Three consecutive terms of a geometric progression are given as n-2, n and n=3. Find the common ratio

Three consecutive terms of a geometric progression are given as n-2, n and n=3. Find the common ratio

Answer Details

In a geometric progression, each term is obtained by multiplying the previous term by a fixed constant called the common ratio (r). Therefore, if we divide any two consecutive terms in a geometric progression, we get the same value for the common ratio.
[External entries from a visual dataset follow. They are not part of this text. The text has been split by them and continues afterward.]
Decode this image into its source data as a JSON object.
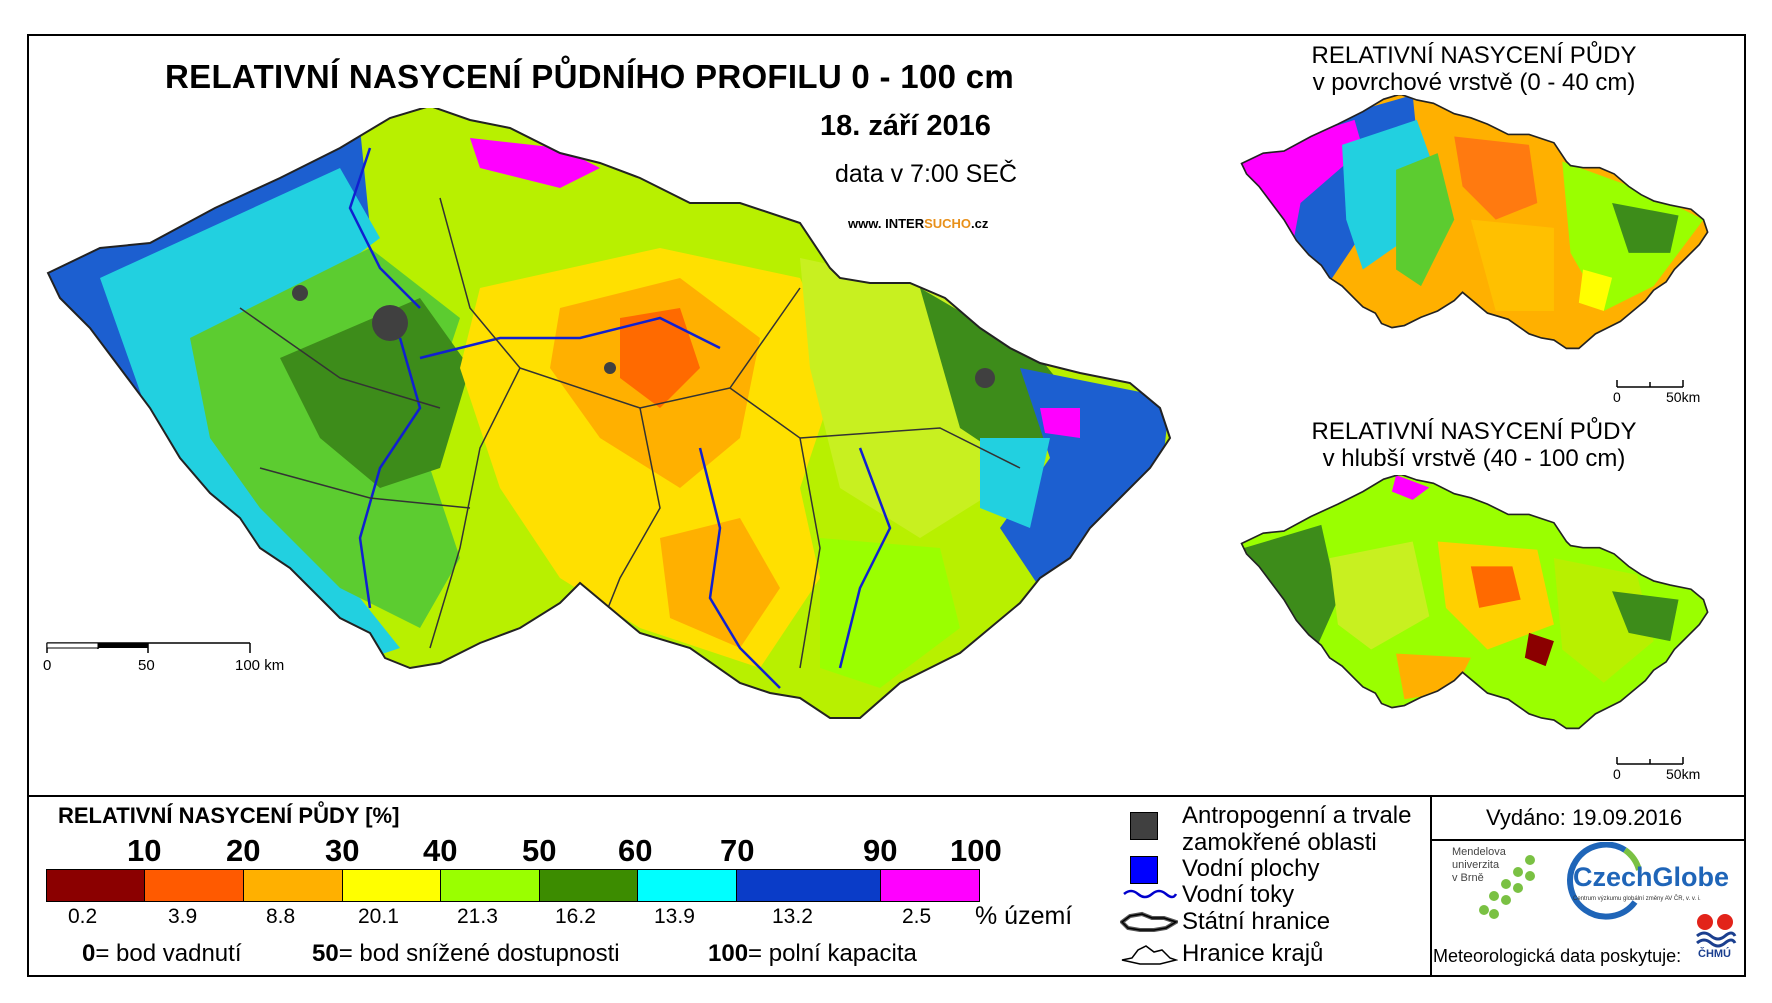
{
  "main": {
    "title": "RELATIVNÍ NASYCENÍ PŮDNÍHO PROFILU 0 - 100 cm",
    "date": "18. září 2016",
    "time": "data v 7:00 SEČ",
    "site_prefix": "www. INTER",
    "site_highlight": "SUCHO",
    "site_suffix": ".cz",
    "scale": {
      "t0": "0",
      "t50": "50",
      "t100": "100 km"
    }
  },
  "inset_top": {
    "title_line1": "RELATIVNÍ NASYCENÍ PŮDY",
    "title_line2": "v povrchové vrstvě (0 - 40 cm)",
    "scale": {
      "t0": "0",
      "t50": "50km"
    }
  },
  "inset_bottom": {
    "title_line1": "RELATIVNÍ NASYCENÍ PŮDY",
    "title_line2": "v hlubší vrstvě (40 - 100 cm)",
    "scale": {
      "t0": "0",
      "t50": "50km"
    }
  },
  "legend": {
    "title": "RELATIVNÍ NASYCENÍ PŮDY [%]",
    "ticks": [
      "10",
      "20",
      "30",
      "40",
      "50",
      "60",
      "70",
      "90",
      "100"
    ],
    "colors": [
      "#8b0000",
      "#ff5a00",
      "#ffb000",
      "#ffff00",
      "#9aff00",
      "#3c8c00",
      "#00ffff",
      "#0a3cc8",
      "#ff00ff"
    ],
    "percentages": [
      "0.2",
      "3.9",
      "8.8",
      "20.1",
      "21.3",
      "16.2",
      "13.9",
      "13.2",
      "2.5"
    ],
    "pct_unit": "% území",
    "expl": [
      {
        "num": "0",
        "text": "= bod vadnutí"
      },
      {
        "num": "50",
        "text": "= bod snížené dostupnosti"
      },
      {
        "num": "100",
        "text": "= polní kapacita"
      }
    ]
  },
  "symbols": {
    "antropogenni_line1": "Antropogenní a trvale",
    "antropogenni_line2": "zamokřené oblasti",
    "vodni_plochy": "Vodní plochy",
    "vodni_toky": "Vodní toky",
    "statni_hranice": "Státní hranice",
    "hranice_kraju": "Hranice krajů",
    "colors": {
      "antropogenni": "#404040",
      "vodni_plochy": "#0000ff",
      "vodni_toky": "#0000cc"
    }
  },
  "issued": {
    "label": "Vydáno: 19.09.2016",
    "mendel_line1": "Mendelova",
    "mendel_line2": "univerzita",
    "mendel_line3": "v Brně",
    "czechglobe": "CzechGlobe",
    "czechglobe_sub": "Centrum výzkumu globální změny AV ČR, v. v. i.",
    "meteo": "Meteorologická data poskytuje:",
    "chmu": "ČHMÚ"
  }
}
In this problem, the three consecutive terms are given as n-2, n, and n+3. We can divide the second term (n) by the first term (n-2) to get: n / (n-2) We can also divide the third term (n+3) by the second term (n) to get: (n+3) / n Since these two values must be equal to the common ratio (r), we can set them equal to each other and solve for r: n / (n-2) = (n+3) / n n^2 = n(n-2) + (n+3)(n-2) n^2 = n^2 - 2n + n^2 - 5n + 6 0 = n^2 - 7n + 6 0 = (n-1)(n-6) This equation has two solutions, n=1 and n=6. However, n cannot be equal to 1 because that would make the first term (n-2) equal to -1, which is not allowed in a geometric progression. Therefore, n must be equal to 6. Plugging n=6 back into the equation for the common ratio, we get: r = (n+3) / n = 9 / 6 = 3/2 Therefore, the correct answer is: 3/2.